Linkedin is đź’©. Here's how to fix it
LinkedIn is the uncanny valley of social networks. It’s where professional identity goes to die under a pile of AI-generated claptrap, recruiter spam, and performative self-promotion. A few of the usual suspects:
- ChatGPT-slop posts padded with emojis
- Aggressive data-sharing with vendors and recruiters
- Bot activity that makes Twitter look artisanal
- A feed that’s 99% ads—some paid, the rest disguised as (cringey) "personal branding”
- An addictive loop built on the worst instincts of social networks
- A signal-to-noise ratio approaching zero
If you’re not selling something—your labor or a product—LinkedIn is mostly a tax on your attention.
Here's how to rebuild it into something useful.
Step 1: Turn off the dopamine faucet
Disable every notification except messages and connection requests here. You won’t miss anything.
The platform is designed to interrupt you. Every notification is a bid for your attention, converting your time into Microsoft's ad revenue. It is an extraction mechanism, not a utility.
And seriously, delete the mobile app. You do not need professional networking push notifications on a Sunday morning.
Step 2: Install SocialFocus
This is the real unlock. The SocialFocus browser extension lets you reshape LinkedIn into a tool instead of a trap. The game changers:
- Grey mode: Strip color from the interface. Most “engagement” evaporates when the UI stops shouting at you.
- Hide the home feed: The feed contains almost no information you actually need, but it is optimized to grab your attention.
I also turned off promoted posts, premium upsells, sidebar clutter, and a dozen other micro-distractions. The result is a quiet, almost useful product; something closer to an address book than a casino.

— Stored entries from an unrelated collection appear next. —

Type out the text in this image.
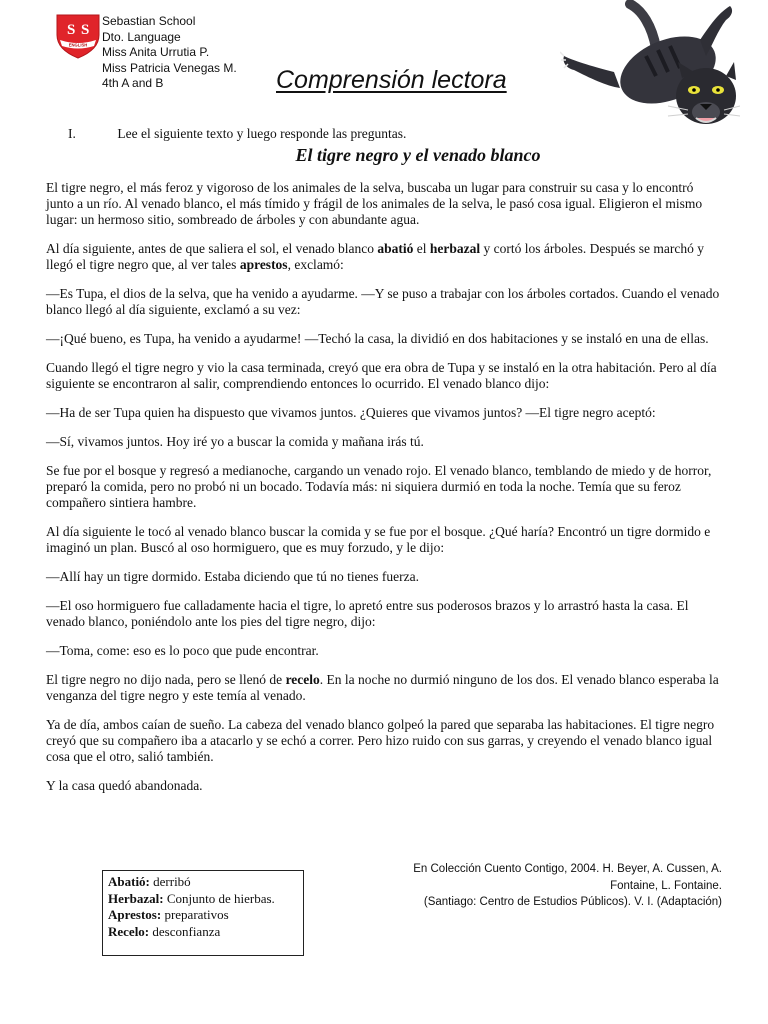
S S
ENGLISH
Sebastian School
Dto. Language
Miss Anita Urrutia P.
Miss Patricia Venegas M.
4th A and B	Comprensión lectora
I.	Lee el siguiente texto y luego responde las preguntas.
El tigre negro y el venado blanco

El tigre negro, el más feroz y vigoroso de los animales de la selva, buscaba un lugar para construir su casa y lo encontró junto a un río. Al venado blanco, el más tímido y frágil de los animales de la selva, le pasó cosa igual. Eligieron el mismo lugar: un hermoso sitio, sombreado de árboles y con abundante agua.

Al día siguiente, antes de que saliera el sol, el venado blanco abatió el herbazal y cortó los árboles. Después se marchó y llegó el tigre negro que, al ver tales aprestos, exclamó:

—Es Tupa, el dios de la selva, que ha venido a ayudarme. —Y se puso a trabajar con los árboles cortados. Cuando el venado blanco llegó al día siguiente, exclamó a su vez:

—¡Qué bueno, es Tupa, ha venido a ayudarme! —Techó la casa, la dividió en dos habitaciones y se instaló en una de ellas.

Cuando llegó el tigre negro y vio la casa terminada, creyó que era obra de Tupa y se instaló en la otra habitación. Pero al día siguiente se encontraron al salir, comprendiendo entonces lo ocurrido. El venado blanco dijo:

—Ha de ser Tupa quien ha dispuesto que vivamos juntos. ¿Quieres que vivamos juntos? —El tigre negro aceptó:

—Sí, vivamos juntos. Hoy iré yo a buscar la comida y mañana irás tú.

Se fue por el bosque y regresó a medianoche, cargando un venado rojo. El venado blanco, temblando de miedo y de horror, preparó la comida, pero no probó ni un bocado. Todavía más: ni siquiera durmió en toda la noche. Temía que su feroz compañero sintiera hambre.

Al día siguiente le tocó al venado blanco buscar la comida y se fue por el bosque. ¿Qué haría? Encontró un tigre dormido e imaginó un plan. Buscó al oso hormiguero, que es muy forzudo, y le dijo:

—Allí hay un tigre dormido. Estaba diciendo que tú no tienes fuerza.

—El oso hormiguero fue calladamente hacia el tigre, lo apretó entre sus poderosos brazos y lo arrastró hasta la casa. El venado blanco, poniéndolo ante los pies del tigre negro, dijo:

—Toma, come: eso es lo poco que pude encontrar.

El tigre negro no dijo nada, pero se llenó de recelo. En la noche no durmió ninguno de los dos. El venado blanco esperaba la venganza del tigre negro y este temía al venado.

Ya de día, ambos caían de sueño. La cabeza del venado blanco golpeó la pared que separaba las habitaciones. El tigre negro creyó que su compañero iba a atacarlo y se echó a correr. Pero hizo ruido con sus garras, y creyendo el venado blanco igual cosa que el otro, salió también.

Y la casa quedó abandonada.

En Colección Cuento Contigo, 2004. H. Beyer, A. Cussen, A.
Fontaine, L. Fontaine.
(Santiago: Centro de Estudios Públicos). V. I. (Adaptación)
Abatió: derribó
Herbazal: Conjunto de hierbas.
Aprestos: preparativos
Recelo: desconfianza
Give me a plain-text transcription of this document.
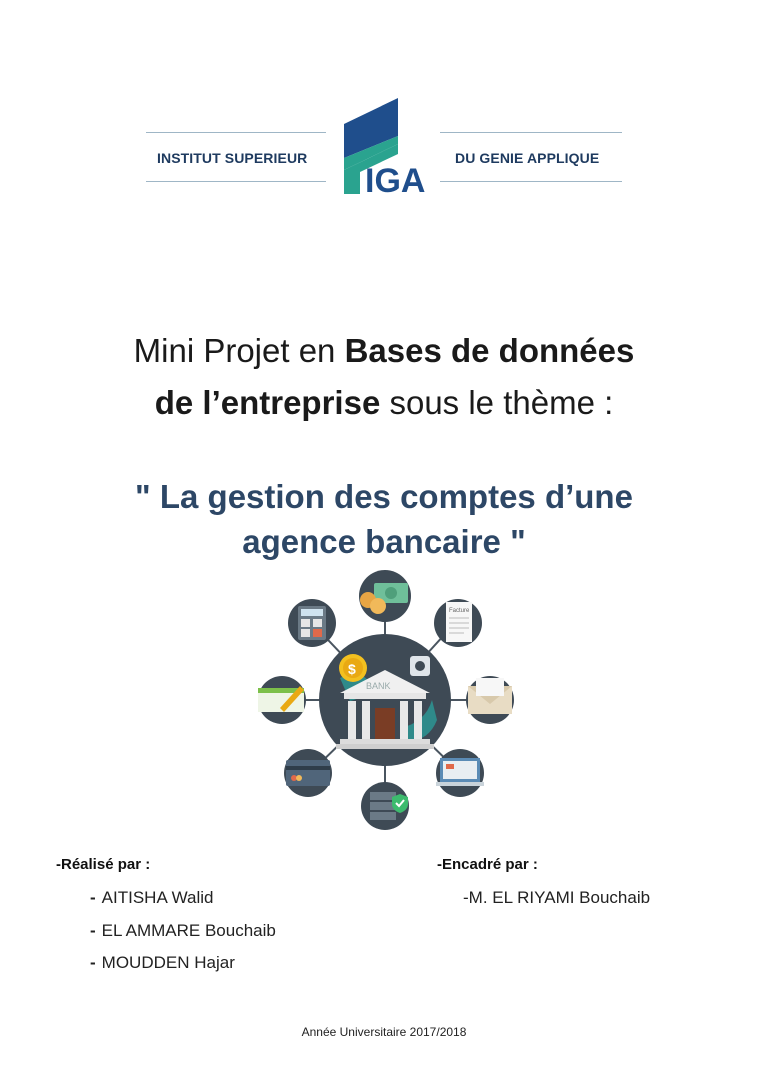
INSTITUT SUPERIEUR	DU GENIE APPLIQUE
IGA
Mini Projet en Bases de données
de l’entreprise sous le thème :
" La gestion des comptes d’une
agence bancaire "
$
BANK
Facture
-Réalisé par :
- AITISHA Walid
- EL AMMARE Bouchaib
- MOUDDEN Hajar
-Encadré par :
-M. EL RIYAMI Bouchaib
Année Universitaire 2017/2018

Try for yourself. The goal isn’t to optimize LinkedIn. It’s to neuter it enough that it stops optimizing you.
Here's what a my home looks like. Pretty neat innit ? I can still post, visit links, and do all the useful stuff.

A note on data hygiene
LinkedIn’s business model is advertising. By default, the platform maximizes the surface area of your data available to third-party vendors and advertisers.
You should aggressively reduce this exposure.
- Your data privacy dashboard.** Audit who gets access to your data. Did you know that LinkedIn uses your data for LLM training by default ? Disable here.
- Your advertising data settings. This is where your data is packaged for sale.
The optimal strategy is simple: toggle every setting to "Off" or "No." Treat your professional data as a liability, not an asset.